Personal information
- Born: September 13, 1946 (age 79) Reno, Nevada
- Listed height: 6 ft 0 in (1.83 m)
- Listed weight: 195 lb (88 kg)

Career information
- College: Springfield

Career history
- Denver Broncos (1969); Long Island Bulls (1970); Montreal Alouettes (1970); New England Patriots (1971);

Awards and highlights
- Grey Cup champion (1970);
- Stats at Pro Football Reference

= Ted Alflen =

American football player (born 1946)

Theodore Thomas Alflen (born September 13, 1946) is an American former football player. A defensive back and halfback, he played college football at Springfield College, and played professionally in the American Football League (AFL) for the Denver Broncos in 1969 and in the Canadian Football League for the Montreal Alouettes in 1970. Alflen returned to the NFL to play with the New England Patriots in 1971, but suffered a knee injury returning a kickoff in the pre-season against the Minnesota Vikings. Nine weeks later he was released and retired due to numerous injuries.
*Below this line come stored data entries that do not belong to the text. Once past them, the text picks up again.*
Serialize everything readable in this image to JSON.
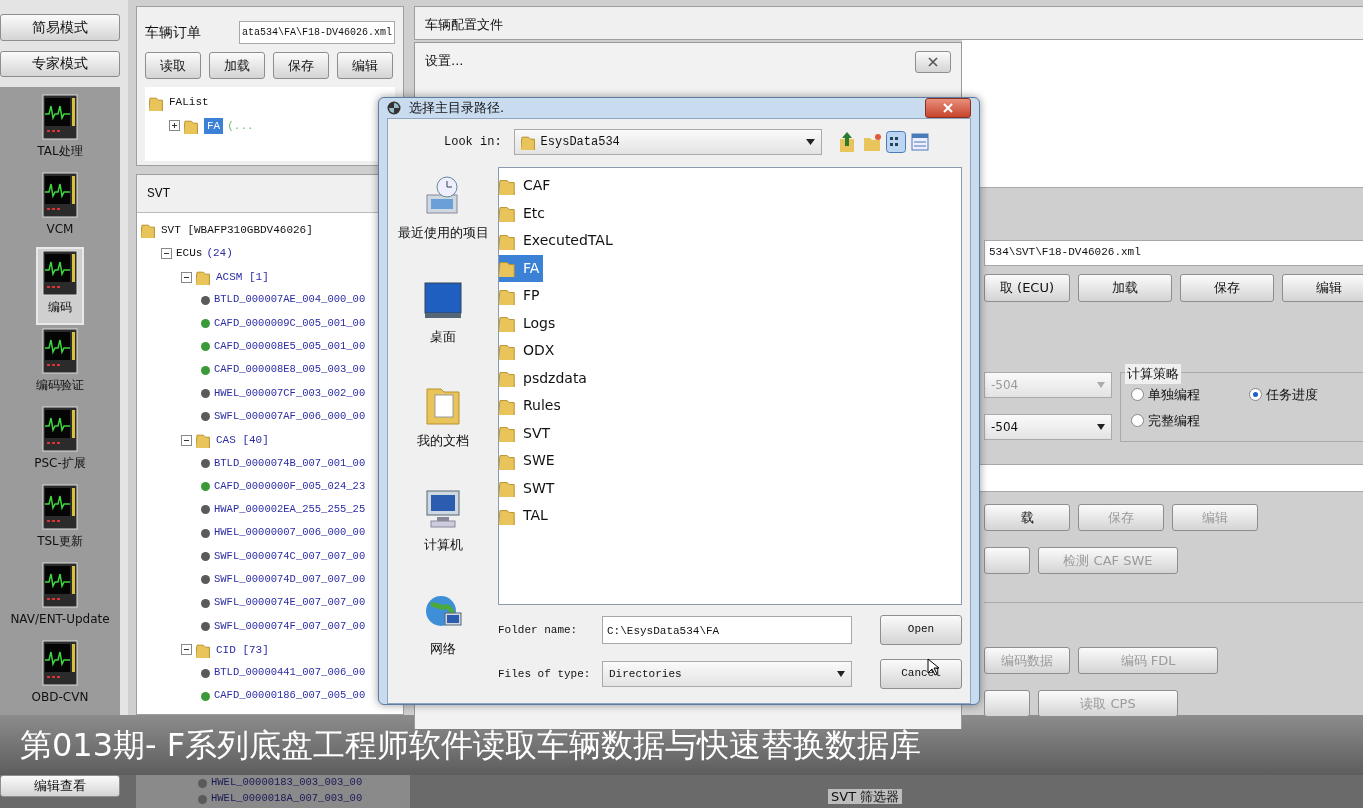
{
  "sidebar": {
    "mode_buttons": [
      {
        "label": "简易模式"
      },
      {
        "label": "专家模式"
      }
    ],
    "items": [
      {
        "label": "TAL处理",
        "selected": false
      },
      {
        "label": "VCM",
        "selected": false
      },
      {
        "label": "编码",
        "selected": true
      },
      {
        "label": "编码验证",
        "selected": false
      },
      {
        "label": "PSC-扩展",
        "selected": false
      },
      {
        "label": "TSL更新",
        "selected": false
      },
      {
        "label": "NAV/ENT-Update",
        "selected": false
      },
      {
        "label": "OBD-CVN",
        "selected": false
      }
    ],
    "bottom_button": "编辑查看"
  },
  "order_panel": {
    "title": "车辆订单",
    "path": "ata534\\FA\\F18-DV46026.xml",
    "buttons": [
      "读取",
      "加载",
      "保存",
      "编辑"
    ],
    "tree": [
      {
        "label": "FAList",
        "kind": "root",
        "selected": false,
        "children": [
          {
            "label": "FA",
            "kind": "folder",
            "expanded": false,
            "selected": true,
            "note": "(..."
          }
        ]
      }
    ]
  },
  "svt_panel": {
    "title": "SVT",
    "tree": [
      {
        "label": "SVT [WBAFP310GBDV46026]",
        "kind": "root",
        "children": [
          {
            "label": "ECUs",
            "count": "(24)",
            "kind": "group",
            "expanded": true,
            "children": [
              {
                "label": "ACSM [1]",
                "kind": "folder",
                "expanded": true,
                "children": [
                  {
                    "label": "BTLD_000007AE_004_000_00",
                    "kind": "leaf",
                    "color": "#5a5a5a"
                  },
                  {
                    "label": "CAFD_0000009C_005_001_00",
                    "kind": "leaf",
                    "color": "#3a9a3a"
                  },
                  {
                    "label": "CAFD_000008E5_005_001_00",
                    "kind": "leaf",
                    "color": "#3a9a3a"
                  },
                  {
                    "label": "CAFD_000008E8_005_003_00",
                    "kind": "leaf",
                    "color": "#3a9a3a"
                  },
                  {
                    "label": "HWEL_000007CF_003_002_00",
                    "kind": "leaf",
                    "color": "#5a5a5a"
                  },
                  {
                    "label": "SWFL_000007AF_006_000_00",
                    "kind": "leaf",
                    "color": "#5a5a5a"
                  }
                ]
              },
              {
                "label": "CAS [40]",
                "kind": "folder",
                "expanded": true,
                "children": [
                  {
                    "label": "BTLD_0000074B_007_001_00",
                    "kind": "leaf",
                    "color": "#5a5a5a"
                  },
                  {
                    "label": "CAFD_0000000F_005_024_23",
                    "kind": "leaf",
                    "color": "#3a9a3a"
                  },
                  {
                    "label": "HWAP_000002EA_255_255_25",
                    "kind": "leaf",
                    "color": "#5a5a5a"
                  },
                  {
                    "label": "HWEL_00000007_006_000_00",
                    "kind": "leaf",
                    "color": "#5a5a5a"
                  },
                  {
                    "label": "SWFL_0000074C_007_007_00",
                    "kind": "leaf",
                    "color": "#5a5a5a"
                  },
                  {
                    "label": "SWFL_0000074D_007_007_00",
                    "kind": "leaf",
                    "color": "#5a5a5a"
                  },
                  {
                    "label": "SWFL_0000074E_007_007_00",
                    "kind": "leaf",
                    "color": "#5a5a5a"
                  },
                  {
                    "label": "SWFL_0000074F_007_007_00",
                    "kind": "leaf",
                    "color": "#5a5a5a"
                  }
                ]
              },
              {
                "label": "CID [73]",
                "kind": "folder",
                "expanded": true,
                "children": [
                  {
                    "label": "BTLD_00000441_007_006_00",
                    "kind": "leaf",
                    "color": "#5a5a5a"
                  },
                  {
                    "label": "CAFD_00000186_007_005_00",
                    "kind": "leaf",
                    "color": "#3a9a3a"
                  }
                ]
              }
            ]
          }
        ]
      }
    ],
    "tree_continued": [
      {
        "label": "HWEL_00000183_003_003_00",
        "color": "#5a5a5a"
      },
      {
        "label": "HWEL_0000018A_007_003_00",
        "color": "#5a5a5a"
      }
    ]
  },
  "config_panel": {
    "title": "车辆配置文件",
    "settings_window": {
      "title": "设置..."
    },
    "path": "534\\SVT\\F18-DV46026.xml",
    "buttons": [
      "取 (ECU)",
      "加载",
      "保存",
      "编辑"
    ],
    "combos": [
      {
        "value": "-504",
        "disabled": true
      },
      {
        "value": "-504",
        "disabled": false
      }
    ],
    "strategy": {
      "title": "计算策略",
      "options": [
        {
          "label": "单独编程",
          "selected": false
        },
        {
          "label": "任务进度",
          "selected": true
        },
        {
          "label": "完整编程",
          "selected": false
        }
      ]
    },
    "button_groups": [
      {
        "rows": [
          [
            {
              "label": "载",
              "disabled": false
            },
            {
              "label": "保存",
              "disabled": true
            },
            {
              "label": "编辑",
              "disabled": true
            }
          ],
          [
            {},
            {
              "label": "检测 CAF SWE",
              "disabled": true
            }
          ]
        ]
      },
      {
        "rows": [
          [
            {
              "label": "编码数据",
              "disabled": true
            },
            {
              "label": "编码 FDL",
              "disabled": true
            }
          ],
          [
            {},
            {
              "label": "读取 CPS",
              "disabled": true
            }
          ]
        ]
      }
    ],
    "filter_title": "SVT 筛选器"
  },
  "dialog": {
    "title": "选择主目录路径.",
    "look_in_label": "Look in:",
    "look_in": "EsysData534",
    "places": [
      {
        "label": "最近使用的项目",
        "kind": "recent"
      },
      {
        "label": "桌面",
        "kind": "desktop"
      },
      {
        "label": "我的文档",
        "kind": "documents"
      },
      {
        "label": "计算机",
        "kind": "computer"
      },
      {
        "label": "网络",
        "kind": "network"
      }
    ],
    "folders": [
      {
        "name": "CAF",
        "selected": false
      },
      {
        "name": "Etc",
        "selected": false
      },
      {
        "name": "ExecutedTAL",
        "selected": false
      },
      {
        "name": "FA",
        "selected": true
      },
      {
        "name": "FP",
        "selected": false
      },
      {
        "name": "Logs",
        "selected": false
      },
      {
        "name": "ODX",
        "selected": false
      },
      {
        "name": "psdzdata",
        "selected": false
      },
      {
        "name": "Rules",
        "selected": false
      },
      {
        "name": "SVT",
        "selected": false
      },
      {
        "name": "SWE",
        "selected": false
      },
      {
        "name": "SWT",
        "selected": false
      },
      {
        "name": "TAL",
        "selected": false
      }
    ],
    "folder_name_label": "Folder name:",
    "folder_name": "C:\\EsysData534\\FA",
    "type_label": "Files of type:",
    "type": "Directories",
    "buttons": [
      "Open",
      "Cancel"
    ]
  },
  "caption": "第013期- F系列底盘工程师软件读取车辆数据与快速替换数据库"
}
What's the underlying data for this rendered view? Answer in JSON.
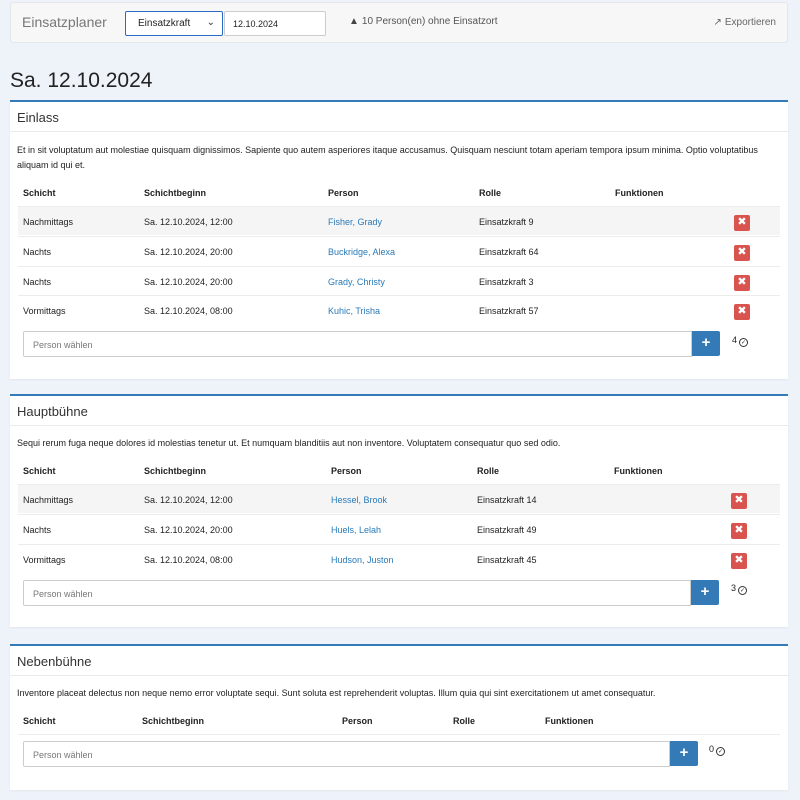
{
  "header": {
    "brand": "Einsatzplaner",
    "role_filter": "Einsatzkraft",
    "date": "12.10.2024",
    "warning": "10 Person(en) ohne Einsatzort",
    "export_label": "Exportieren",
    "icons": {
      "warning": "warning-triangle-icon",
      "export": "export-icon"
    }
  },
  "day_title": "Sa. 12.10.2024",
  "colors": {
    "accent": "#337ab7",
    "danger": "#d9534f",
    "link": "#2a7ab8"
  },
  "columns": [
    "Schicht",
    "Schichtbeginn",
    "Person",
    "Rolle",
    "Funktionen"
  ],
  "panels": [
    {
      "title": "Einlass",
      "description": "Et in sit voluptatum aut molestiae quisquam dignissimos. Sapiente quo autem asperiores itaque accusamus. Quisquam nesciunt totam aperiam tempora ipsum minima. Optio voluptatibus aliquam id qui et.",
      "rows": [
        {
          "shift": "Nachmittags",
          "start": "Sa. 12.10.2024, 12:00",
          "person": "Fisher, Grady",
          "role": "Einsatzkraft 9"
        },
        {
          "shift": "Nachts",
          "start": "Sa. 12.10.2024, 20:00",
          "person": "Buckridge, Alexa",
          "role": "Einsatzkraft 64"
        },
        {
          "shift": "Nachts",
          "start": "Sa. 12.10.2024, 20:00",
          "person": "Grady, Christy",
          "role": "Einsatzkraft 3"
        },
        {
          "shift": "Vormittags",
          "start": "Sa. 12.10.2024, 08:00",
          "person": "Kuhic, Trisha",
          "role": "Einsatzkraft 57"
        }
      ],
      "picker_placeholder": "Person wählen",
      "count": "4"
    },
    {
      "title": "Hauptbühne",
      "description": "Sequi rerum fuga neque dolores id molestias tenetur ut. Et numquam blanditiis aut non inventore. Voluptatem consequatur quo sed odio.",
      "rows": [
        {
          "shift": "Nachmittags",
          "start": "Sa. 12.10.2024, 12:00",
          "person": "Hessel, Brook",
          "role": "Einsatzkraft 14"
        },
        {
          "shift": "Nachts",
          "start": "Sa. 12.10.2024, 20:00",
          "person": "Huels, Lelah",
          "role": "Einsatzkraft 49"
        },
        {
          "shift": "Vormittags",
          "start": "Sa. 12.10.2024, 08:00",
          "person": "Hudson, Juston",
          "role": "Einsatzkraft 45"
        }
      ],
      "picker_placeholder": "Person wählen",
      "count": "3"
    },
    {
      "title": "Nebenbühne",
      "description": "Inventore placeat delectus non neque nemo error voluptate sequi. Sunt soluta est reprehenderit voluptas. Illum quia qui sint exercitationem ut amet consequatur.",
      "rows": [],
      "picker_placeholder": "Person wählen",
      "count": "0"
    }
  ]
}
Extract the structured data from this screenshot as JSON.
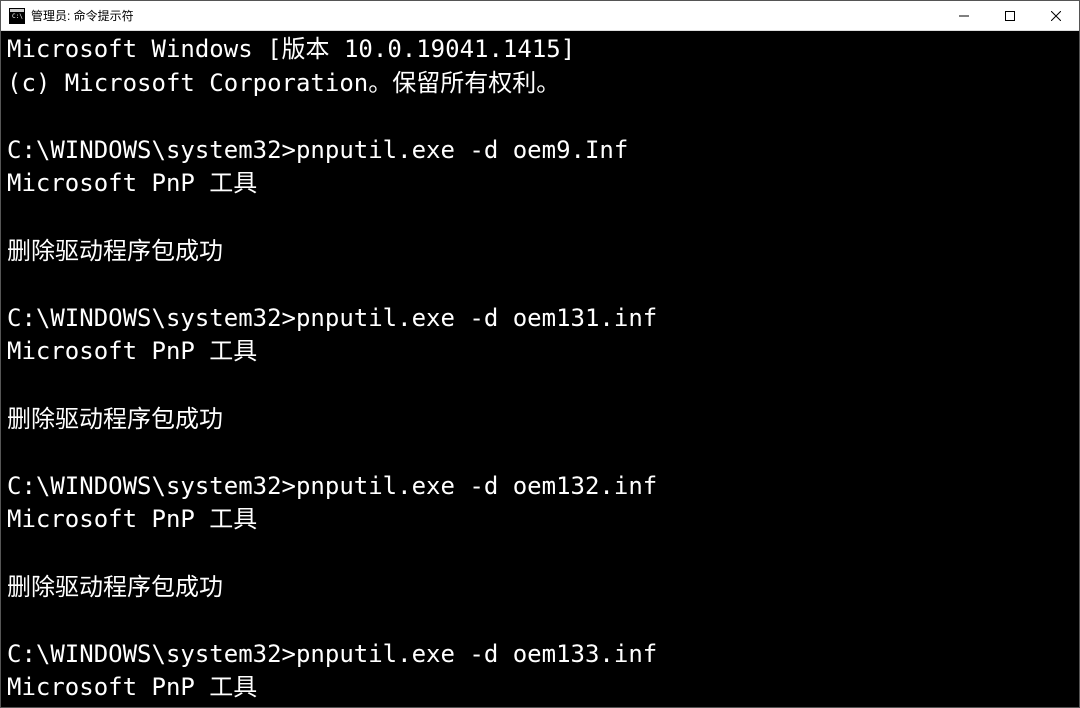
{
  "window": {
    "title": "管理员: 命令提示符"
  },
  "terminal": {
    "lines": [
      "Microsoft Windows [版本 10.0.19041.1415]",
      "(c) Microsoft Corporation。保留所有权利。",
      "",
      "C:\\WINDOWS\\system32>pnputil.exe -d oem9.Inf",
      "Microsoft PnP 工具",
      "",
      "删除驱动程序包成功",
      "",
      "C:\\WINDOWS\\system32>pnputil.exe -d oem131.inf",
      "Microsoft PnP 工具",
      "",
      "删除驱动程序包成功",
      "",
      "C:\\WINDOWS\\system32>pnputil.exe -d oem132.inf",
      "Microsoft PnP 工具",
      "",
      "删除驱动程序包成功",
      "",
      "C:\\WINDOWS\\system32>pnputil.exe -d oem133.inf",
      "Microsoft PnP 工具"
    ]
  }
}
Alflen held Springfield College's record for most points scored in a game, 36 versus Tufts in 1968, a record which stood until 2006.

== Montreal Alouettes and the 1970 Grey Cup ==

Alflen's moment in the limelight came during his short stint with Montreal. Alouettes coach Sam Etcheverry had suspended running back Dennis Duncan and receiver Bob McCarthy for curfew violations. Alflen, who had been playing for the Long Island Bulls, was brought in just in time for the playoffs, and played only three playoff games in his brief but noteworthy career as a Lark. During the first quarter of the 1970 Grey Cup game, the Alouettes were third-and-one at the Calgary Stampeders' ten-yard line. Alflen was sent in as a play courier with instructions for a hand-off up the middle to running back Moses Denson for the third-down gamble. Denson was forced wide to the right by Calgary's Terry Wilson. Wilson was flat on the ground but had Denson's ankle in his grip. Denson caught site of Alflen open downfield and launched a perfect strike. "I was blocking and saw Moses was in trouble. I headed for the end zone, he saw me and lofted a perfect pass to me. It was a magical sort of play; something instantaneous. It was an amazing moment for me."

== After football ==

After his football career, Alflen worked in sales for a chemical company, was an assistant football coach at Miami Edison High School in Miami, Florida, for two years, and then worked as director of sales and development for a sun-care products company. In 1991, Alflen founded a natural products company, Naturally Fresh Deodorant Crystal. He manufactured natural deodorants which were distributed in 60 countries and by most major US retailers. In October 2013, he sold the company, although he presently still a consultant for the company.

As of 2026, Alflen is the Chief Executive Officer for Skuze Shoes.